Varies; contact the state agency in charge of administering the program.
Municipalities, communities of all sizes, small businesses and non-profit organizations. Since the program is managed largely by the states, project eligibility varies according to each state’s program and priorities; therefore, interested parties should contact the state agency that administers the CWSRF program.
The CWSRF program is available to fund a wide variety of water quality projects including non-point source and watershed protection or restoration, as well as more traditional municipal wastewater treatment projects. Through the CWSRF program, each state and Puerto Rico maintain revolving loan funds to provide independent and permanent sources of low cost financing for a wide range of water quality infrastructure projects. In 2009, 77 percent of all loans (23 percent of funding) were made to communities with populations less than 10,000.
CWSRF funds might be particularly useful for station renovation projects that involve the reconstruction or construction of a large parking lot. By incorporating “green” features such as bioswales and permeable pavements, “green” parking lots can be made to effectively filter and cleanse stormwater through natural processes before it seeps into the water table or is discharged into a more conventional stormwater system. This is particularly beneficial in areas where non-point source pollution is an issue. Non-point source pollution does not originate at one location, such as a contaminated sewage outlet, but instead originates at many points. Pollutants are generally picked up by runoff that moves over the ground, concentrating them into a potent mix that can harm watersheds.

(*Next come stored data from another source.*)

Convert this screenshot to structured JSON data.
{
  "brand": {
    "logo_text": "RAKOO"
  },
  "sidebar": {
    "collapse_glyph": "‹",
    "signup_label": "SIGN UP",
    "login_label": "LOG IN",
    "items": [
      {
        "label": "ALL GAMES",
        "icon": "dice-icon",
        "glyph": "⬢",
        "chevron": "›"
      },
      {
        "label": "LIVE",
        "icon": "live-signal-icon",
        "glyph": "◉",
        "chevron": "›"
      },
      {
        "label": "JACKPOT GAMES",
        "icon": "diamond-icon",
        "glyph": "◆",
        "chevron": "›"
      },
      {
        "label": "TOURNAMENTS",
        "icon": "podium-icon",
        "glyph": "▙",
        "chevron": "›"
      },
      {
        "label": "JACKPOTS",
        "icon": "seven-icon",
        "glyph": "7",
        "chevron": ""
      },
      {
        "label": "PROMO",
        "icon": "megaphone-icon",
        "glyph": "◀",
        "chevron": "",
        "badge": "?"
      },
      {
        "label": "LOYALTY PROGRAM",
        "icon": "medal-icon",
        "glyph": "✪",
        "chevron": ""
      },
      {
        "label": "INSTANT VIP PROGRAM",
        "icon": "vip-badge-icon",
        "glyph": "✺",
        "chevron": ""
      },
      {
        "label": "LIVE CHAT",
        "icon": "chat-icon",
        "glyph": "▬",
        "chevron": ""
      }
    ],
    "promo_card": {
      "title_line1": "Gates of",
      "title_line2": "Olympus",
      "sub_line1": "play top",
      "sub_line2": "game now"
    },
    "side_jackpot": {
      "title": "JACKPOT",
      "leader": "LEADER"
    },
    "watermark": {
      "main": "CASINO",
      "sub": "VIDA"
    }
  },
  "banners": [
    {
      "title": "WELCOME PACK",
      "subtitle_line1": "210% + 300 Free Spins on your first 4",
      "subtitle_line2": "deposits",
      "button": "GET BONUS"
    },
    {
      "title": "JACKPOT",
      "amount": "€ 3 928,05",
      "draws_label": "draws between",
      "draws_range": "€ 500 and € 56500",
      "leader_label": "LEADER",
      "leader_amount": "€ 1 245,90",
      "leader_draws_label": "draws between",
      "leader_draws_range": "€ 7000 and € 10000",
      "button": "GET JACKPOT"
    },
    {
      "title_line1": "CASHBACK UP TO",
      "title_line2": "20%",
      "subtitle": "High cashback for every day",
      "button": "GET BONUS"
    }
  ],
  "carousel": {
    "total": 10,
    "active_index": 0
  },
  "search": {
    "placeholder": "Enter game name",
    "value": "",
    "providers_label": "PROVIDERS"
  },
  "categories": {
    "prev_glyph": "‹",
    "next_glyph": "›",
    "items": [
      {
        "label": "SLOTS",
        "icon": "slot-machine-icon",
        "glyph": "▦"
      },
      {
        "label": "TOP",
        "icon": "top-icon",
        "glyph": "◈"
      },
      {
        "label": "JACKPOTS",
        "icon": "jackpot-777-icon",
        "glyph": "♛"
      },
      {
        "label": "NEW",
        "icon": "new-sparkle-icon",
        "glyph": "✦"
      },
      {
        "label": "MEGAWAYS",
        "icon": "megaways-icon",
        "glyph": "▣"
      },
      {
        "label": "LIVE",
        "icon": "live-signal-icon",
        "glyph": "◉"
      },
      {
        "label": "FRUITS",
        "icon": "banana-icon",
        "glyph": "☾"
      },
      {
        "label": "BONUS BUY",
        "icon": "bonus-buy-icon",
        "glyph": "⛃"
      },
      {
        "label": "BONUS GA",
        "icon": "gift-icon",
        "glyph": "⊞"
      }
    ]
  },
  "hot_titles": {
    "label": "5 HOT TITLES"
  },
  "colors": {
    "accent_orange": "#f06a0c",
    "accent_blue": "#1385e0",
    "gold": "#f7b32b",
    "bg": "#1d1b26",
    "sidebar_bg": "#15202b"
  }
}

Areas containing or adjacent to endangered watersheds would be highly eligible for CWSRF funds, and the EPA is still looking to fund pilot “green” projects. “Green” infrastructure benefits the environment and is often cheaper than more conventional stormwater systems. If retrofitting existing infrastructure such as a parking lot, Americans with Disabilities Act (ADA) compliant features, such as ramps, could be integrated into the design. Green roofs or greywater recycling systems might also qualify for CWSRF funds.
For example, Seattle Public Utilities used a 20 year, 1.5 percent CWSRF loan of $2,715,000 to install innovative natural drainage elements, such as bioswales, compost-amended soil reservoirs and porous pavement in a new neighborhood development. These green infrastructure additions have been designed to improve stormwater management in the 303(d) listed Longfellow Creek Watershed, an important watershed for spawning salmon. The development project has been designed to provide significant benefits to water quality, wet weather flow reduction, habitat protection and public outreach and education. Click here for more examples.
Funds to establish or capitalize the CWSRF programs are provided through federal government grants and state matching funds (equal to 20 percent of federal government grants). CWSRF monies are loaned to communities and loan repayments are recycled back into the program to fund additional water quality projects.
CWSRF loans can have interest rates as low as 0 percent, and cover up to 100 percent of a project’s costs. Loans are usually paid off over 20 years or the useful life of the project – which ever is less – with repayment commencing within one year of project completion.